How to best protect an animal (in this case a chinchilla) during transportation? The chichilla is travelling by bus with a friend of mine and needs as good protection as possible. Would a cat carrier be a good choice?


----------



## Wimbo (Nov 21, 2008)

It depends on how long the chin will be on the bus. A cat carrier can be fine, but chins cannot handle the heat well...if the bus is heated (and I assume it will be) and the chin is in the carrier on the floor (which on buses generally gets pretty warm) for a long period the chin has the potential to overheat. Add to that being inside of a cat carrier that will hold warmth. Can your friend get some ceramic tiles and cool them in the freezer prior to the trip and put them in the carrier with the chin? Or freeze a water bottle and put the frozen water bottle inside the carrier...that would probably be even better. (A bottle of water, not a waterer for the chin.) A friend of mine had her chins transported for about 1 - 2 hours in the summer, with air conditioning. They were in a cat carrier for safety. One died from heat exhaustion. The inside of the carrier was all sweaty.
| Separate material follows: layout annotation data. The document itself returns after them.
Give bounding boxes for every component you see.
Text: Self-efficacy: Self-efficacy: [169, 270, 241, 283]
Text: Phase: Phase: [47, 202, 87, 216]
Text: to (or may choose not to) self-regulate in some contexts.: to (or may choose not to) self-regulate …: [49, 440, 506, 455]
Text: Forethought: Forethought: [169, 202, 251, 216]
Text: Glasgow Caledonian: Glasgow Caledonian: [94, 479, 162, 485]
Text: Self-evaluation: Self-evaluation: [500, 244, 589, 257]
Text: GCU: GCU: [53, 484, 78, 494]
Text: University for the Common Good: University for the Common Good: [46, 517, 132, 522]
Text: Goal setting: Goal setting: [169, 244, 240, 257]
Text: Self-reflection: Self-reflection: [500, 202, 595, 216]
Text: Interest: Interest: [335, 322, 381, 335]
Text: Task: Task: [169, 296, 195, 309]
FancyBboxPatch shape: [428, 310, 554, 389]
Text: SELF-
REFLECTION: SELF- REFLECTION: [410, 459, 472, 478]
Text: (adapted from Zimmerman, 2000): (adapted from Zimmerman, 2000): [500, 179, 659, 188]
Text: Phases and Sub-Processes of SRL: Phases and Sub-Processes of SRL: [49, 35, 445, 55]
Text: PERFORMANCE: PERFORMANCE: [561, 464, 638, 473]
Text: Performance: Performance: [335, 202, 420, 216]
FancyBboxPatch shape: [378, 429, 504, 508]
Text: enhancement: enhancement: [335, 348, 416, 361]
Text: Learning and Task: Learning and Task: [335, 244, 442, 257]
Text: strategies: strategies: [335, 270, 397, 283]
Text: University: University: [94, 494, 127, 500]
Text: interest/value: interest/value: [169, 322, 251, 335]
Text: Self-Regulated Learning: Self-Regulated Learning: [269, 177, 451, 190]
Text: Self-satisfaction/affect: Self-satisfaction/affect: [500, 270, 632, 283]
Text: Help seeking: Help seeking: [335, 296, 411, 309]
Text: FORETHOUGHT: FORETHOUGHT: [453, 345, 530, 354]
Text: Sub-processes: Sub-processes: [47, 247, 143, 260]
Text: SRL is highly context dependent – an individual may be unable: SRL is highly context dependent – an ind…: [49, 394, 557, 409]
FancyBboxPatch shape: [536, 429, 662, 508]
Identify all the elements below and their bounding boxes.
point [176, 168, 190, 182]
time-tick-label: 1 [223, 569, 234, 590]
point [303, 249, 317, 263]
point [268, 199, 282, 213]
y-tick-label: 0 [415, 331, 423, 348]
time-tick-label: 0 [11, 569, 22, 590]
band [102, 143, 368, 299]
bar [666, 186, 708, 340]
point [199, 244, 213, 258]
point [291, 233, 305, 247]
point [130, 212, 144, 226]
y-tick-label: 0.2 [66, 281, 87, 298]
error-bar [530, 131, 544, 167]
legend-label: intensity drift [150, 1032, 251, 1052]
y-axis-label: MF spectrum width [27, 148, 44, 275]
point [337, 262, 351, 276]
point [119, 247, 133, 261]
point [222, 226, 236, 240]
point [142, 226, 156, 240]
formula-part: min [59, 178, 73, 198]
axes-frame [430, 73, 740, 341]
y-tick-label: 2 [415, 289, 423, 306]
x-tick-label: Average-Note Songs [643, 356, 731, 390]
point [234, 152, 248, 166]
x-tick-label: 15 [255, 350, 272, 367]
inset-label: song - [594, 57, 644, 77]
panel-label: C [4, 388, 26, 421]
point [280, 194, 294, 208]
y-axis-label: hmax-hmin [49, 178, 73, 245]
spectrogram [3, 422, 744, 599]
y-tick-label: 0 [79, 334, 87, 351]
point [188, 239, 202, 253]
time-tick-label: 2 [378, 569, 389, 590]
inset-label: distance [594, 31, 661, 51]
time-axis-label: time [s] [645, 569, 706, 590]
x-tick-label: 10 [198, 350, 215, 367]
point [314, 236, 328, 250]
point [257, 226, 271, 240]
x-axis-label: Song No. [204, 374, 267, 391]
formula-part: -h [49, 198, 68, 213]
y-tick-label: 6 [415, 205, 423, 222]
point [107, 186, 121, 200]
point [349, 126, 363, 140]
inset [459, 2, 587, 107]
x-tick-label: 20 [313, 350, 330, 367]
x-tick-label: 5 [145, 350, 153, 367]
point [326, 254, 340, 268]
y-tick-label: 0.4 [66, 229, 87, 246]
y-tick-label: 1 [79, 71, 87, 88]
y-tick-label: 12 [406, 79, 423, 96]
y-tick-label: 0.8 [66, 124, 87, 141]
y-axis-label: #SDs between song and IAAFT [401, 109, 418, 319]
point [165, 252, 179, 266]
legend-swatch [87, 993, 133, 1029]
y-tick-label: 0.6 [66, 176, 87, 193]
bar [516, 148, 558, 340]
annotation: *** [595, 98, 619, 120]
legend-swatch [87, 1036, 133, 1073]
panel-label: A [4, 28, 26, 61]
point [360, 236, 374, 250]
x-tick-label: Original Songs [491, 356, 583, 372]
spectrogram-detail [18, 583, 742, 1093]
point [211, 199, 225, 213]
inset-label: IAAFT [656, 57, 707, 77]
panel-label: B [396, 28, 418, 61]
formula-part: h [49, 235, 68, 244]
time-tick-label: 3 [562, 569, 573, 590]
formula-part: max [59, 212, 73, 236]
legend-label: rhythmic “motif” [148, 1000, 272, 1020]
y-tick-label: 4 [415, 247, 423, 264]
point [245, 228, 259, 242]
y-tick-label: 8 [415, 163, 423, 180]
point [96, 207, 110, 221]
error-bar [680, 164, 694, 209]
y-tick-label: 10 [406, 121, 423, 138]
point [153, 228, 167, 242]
When I had chins, they were never in front of a window where the sun could beat on them - they had a window air unit for the summer, with a fan blowing the cold air to them, and in the winter they were in a room with no heat. (Of course when they had out of cage time they were allowed all over the house.) If it were me, I would freeze a few bottles of water - depending on the length of the trip - put one in the carrier and keep the others in an insulated bag so that if needed they could be swapped out. Hope that helps! Just remind your friend that the chins should be kept away from any heat source - such as the blower of the heat on the bus! Is the chin for you?


----------



## Siwain (Feb 25, 2008)

No, it's for her, but she studies in another town and is going home for vacations.

Thanks for the answer! I'll definitely talk with her about it!


----------